Fuels team assists in hurricane recovery efforts
By Maj. Dani Johnson, 4th Air Expeditionary Group Public Affairs
/ Published September 16, 2005
NEW ORLEANS (AFPN) -- Plowing through 5 feet of water and providing fuels assistance to those who request it is not the typical job for an Air Force fuels team, but here they did what needed to be done.
A fuels team with the 2nd Logistics Readiness Squadron left Barksdale Air Force Base, La., on Sept. 1 to assist with helicopter refueling in response to Hurricane Katrina recovery efforts. With them, the team brought two R-11 jet fuel trucks and a C-300 1,200 gallon ground product truck.
While en route, the team was told their mission was relocated to Joint Reserve Base New Orleans, La.
“When we arrived, the Army and Navy were not expecting us and they had the (helicopter) refueling mission under control,” said Chief Master Sgt. Gregory Nabors, who is on the fuels team. “We asked what we could do to help and they said they had a mission they could not get their hands around, and we would have to take security, but there were locations throughout New Orleans needing refueling.”
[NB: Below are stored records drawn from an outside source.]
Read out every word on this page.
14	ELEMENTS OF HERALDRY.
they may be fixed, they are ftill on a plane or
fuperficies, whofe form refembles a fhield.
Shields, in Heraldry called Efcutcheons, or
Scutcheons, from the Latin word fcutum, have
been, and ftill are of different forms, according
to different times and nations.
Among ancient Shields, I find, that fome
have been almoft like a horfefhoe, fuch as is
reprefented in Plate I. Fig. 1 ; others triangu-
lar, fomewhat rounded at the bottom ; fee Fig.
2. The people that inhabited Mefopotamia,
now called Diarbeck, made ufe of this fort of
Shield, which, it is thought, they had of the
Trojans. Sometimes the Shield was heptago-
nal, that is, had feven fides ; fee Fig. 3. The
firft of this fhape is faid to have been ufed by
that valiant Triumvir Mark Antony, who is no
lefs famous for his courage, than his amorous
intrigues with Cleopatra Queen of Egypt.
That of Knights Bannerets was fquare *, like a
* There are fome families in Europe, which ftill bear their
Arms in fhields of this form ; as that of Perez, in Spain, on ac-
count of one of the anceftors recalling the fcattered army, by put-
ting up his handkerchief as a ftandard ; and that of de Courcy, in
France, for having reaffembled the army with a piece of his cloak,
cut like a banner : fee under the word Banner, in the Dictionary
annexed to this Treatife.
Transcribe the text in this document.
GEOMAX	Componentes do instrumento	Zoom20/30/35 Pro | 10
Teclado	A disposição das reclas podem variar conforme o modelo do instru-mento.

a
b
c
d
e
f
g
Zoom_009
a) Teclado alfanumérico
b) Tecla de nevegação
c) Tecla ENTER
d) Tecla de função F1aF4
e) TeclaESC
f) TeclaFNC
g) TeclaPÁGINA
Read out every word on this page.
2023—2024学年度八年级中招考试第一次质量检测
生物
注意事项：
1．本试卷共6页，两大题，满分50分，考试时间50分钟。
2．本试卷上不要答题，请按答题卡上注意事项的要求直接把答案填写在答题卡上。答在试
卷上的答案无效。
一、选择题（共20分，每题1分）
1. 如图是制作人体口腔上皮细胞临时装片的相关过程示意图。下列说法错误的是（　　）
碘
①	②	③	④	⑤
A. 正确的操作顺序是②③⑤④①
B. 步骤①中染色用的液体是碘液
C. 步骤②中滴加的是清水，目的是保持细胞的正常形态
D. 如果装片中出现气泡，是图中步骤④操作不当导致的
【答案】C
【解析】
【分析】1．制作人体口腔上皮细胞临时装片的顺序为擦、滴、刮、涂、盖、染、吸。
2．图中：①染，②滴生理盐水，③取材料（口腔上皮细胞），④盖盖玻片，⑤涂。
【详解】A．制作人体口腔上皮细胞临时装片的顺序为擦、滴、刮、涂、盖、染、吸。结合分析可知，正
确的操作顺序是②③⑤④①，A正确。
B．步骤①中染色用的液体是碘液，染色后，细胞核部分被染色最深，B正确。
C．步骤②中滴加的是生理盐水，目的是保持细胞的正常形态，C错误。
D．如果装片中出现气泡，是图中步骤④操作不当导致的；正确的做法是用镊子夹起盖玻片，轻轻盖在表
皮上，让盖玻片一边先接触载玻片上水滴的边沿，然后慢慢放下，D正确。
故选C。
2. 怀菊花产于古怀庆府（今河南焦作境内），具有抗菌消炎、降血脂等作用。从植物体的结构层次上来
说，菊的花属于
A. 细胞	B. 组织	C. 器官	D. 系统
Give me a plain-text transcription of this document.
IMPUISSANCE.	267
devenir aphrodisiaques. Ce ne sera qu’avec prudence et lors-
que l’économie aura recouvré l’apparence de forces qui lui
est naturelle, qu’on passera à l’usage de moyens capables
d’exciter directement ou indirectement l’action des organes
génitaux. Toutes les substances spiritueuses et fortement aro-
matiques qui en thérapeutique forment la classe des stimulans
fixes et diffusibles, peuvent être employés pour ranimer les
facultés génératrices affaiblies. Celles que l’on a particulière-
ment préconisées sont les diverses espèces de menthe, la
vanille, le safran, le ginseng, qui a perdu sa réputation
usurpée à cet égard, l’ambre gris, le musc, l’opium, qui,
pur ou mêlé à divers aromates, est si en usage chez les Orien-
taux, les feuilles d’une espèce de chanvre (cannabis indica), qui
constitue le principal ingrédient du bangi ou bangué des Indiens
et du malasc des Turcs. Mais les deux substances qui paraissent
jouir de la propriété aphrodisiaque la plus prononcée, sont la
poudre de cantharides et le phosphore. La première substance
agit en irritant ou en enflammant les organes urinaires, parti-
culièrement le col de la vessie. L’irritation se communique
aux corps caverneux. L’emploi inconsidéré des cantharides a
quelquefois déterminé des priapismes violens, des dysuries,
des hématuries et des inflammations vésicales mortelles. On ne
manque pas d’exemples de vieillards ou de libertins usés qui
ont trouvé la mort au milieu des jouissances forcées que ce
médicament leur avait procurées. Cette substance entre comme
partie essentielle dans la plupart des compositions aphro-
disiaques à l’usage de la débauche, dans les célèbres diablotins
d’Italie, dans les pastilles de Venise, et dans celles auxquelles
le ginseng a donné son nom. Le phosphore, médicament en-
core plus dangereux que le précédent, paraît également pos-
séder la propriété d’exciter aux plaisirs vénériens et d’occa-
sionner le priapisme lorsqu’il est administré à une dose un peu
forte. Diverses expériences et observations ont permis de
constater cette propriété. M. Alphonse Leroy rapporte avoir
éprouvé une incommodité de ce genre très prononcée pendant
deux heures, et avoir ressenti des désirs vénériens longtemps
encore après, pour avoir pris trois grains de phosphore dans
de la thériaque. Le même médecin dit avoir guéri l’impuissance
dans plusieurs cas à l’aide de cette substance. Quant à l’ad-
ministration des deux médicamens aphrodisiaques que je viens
Chief Nabors and his team took one of the R-11 trucks to the area surrounding the Superdome and began refueling anything that took diesel with JP-8 instead because it is compatible with diesel.
“We fueled generators for critical facilities, we got city hall up and going, refueled stranded vehicles, and once fueled 90 5-gallon containers which were then airlifted to the top of a building to start the generators there,” the chief said. “The most amazing thing was we drove up the ramp of the Superdome and all around the top of it refueling generators.”
The team also refueled the less mobile Army High Extended Mobility Tactical Trucks with a fuel module on it.
“The Army HEMTT drivers were jealous of us,” Chief Gregory said. “We could get places they could not and had a 6,000-gallon tank which they didn’t have.”
The team staged out of Belle Chasse, La., and had to drive through water each day to get to their work location. The R-11 performed remarkably in the water, and at one time the water was only 3 inches below the windows, the chief said.
The majority of the time, the team had no communications with their home base or 1st Air Force because of cellular communications being down the first few days after the hurricane.
“We got a call from (a) troop’s spouse of all people while we were … in New Orleans,” Chief Nabors said. “Once we knew his phone was working, it became the primary phone for the operation until there was more cellular capability.”
Four days into the operation, the team discovered the Air National Guard was refueling helicopters at a baseball field. The Guard was handling more than 400 refuels a day and was not able to handle all of them because of the logistical challenge of getting fuel and only having two R-11 trucks.
“We sent one of our R-11 trucks over to help them,” the chief said. “This way there were three trucks refueling. One could be at Belle Chasse getting more fuel and two at (the baseball field) refueling helicopters.
“The whole goal was to get both the downtown and (baseball field) operations to be self-sustaining for fuel support,” he said.
Throughout the operation, once the team was in place, they did not miss one refueling operation in downtown or at the field.
“The team shined and the R-11 was remarkable, it was designed for flightline use and we had it off terrain, on docks, on the Superdome, on ports and took it through 5 feet of water,” Chief Nabors said.
“I’ve been the evacuee of a number of hurricanes and (New Orleans) was by far the best challenge to be able to help the people,” he said. “I feel good, with more than 27 years in, I still get that good warm feeling.”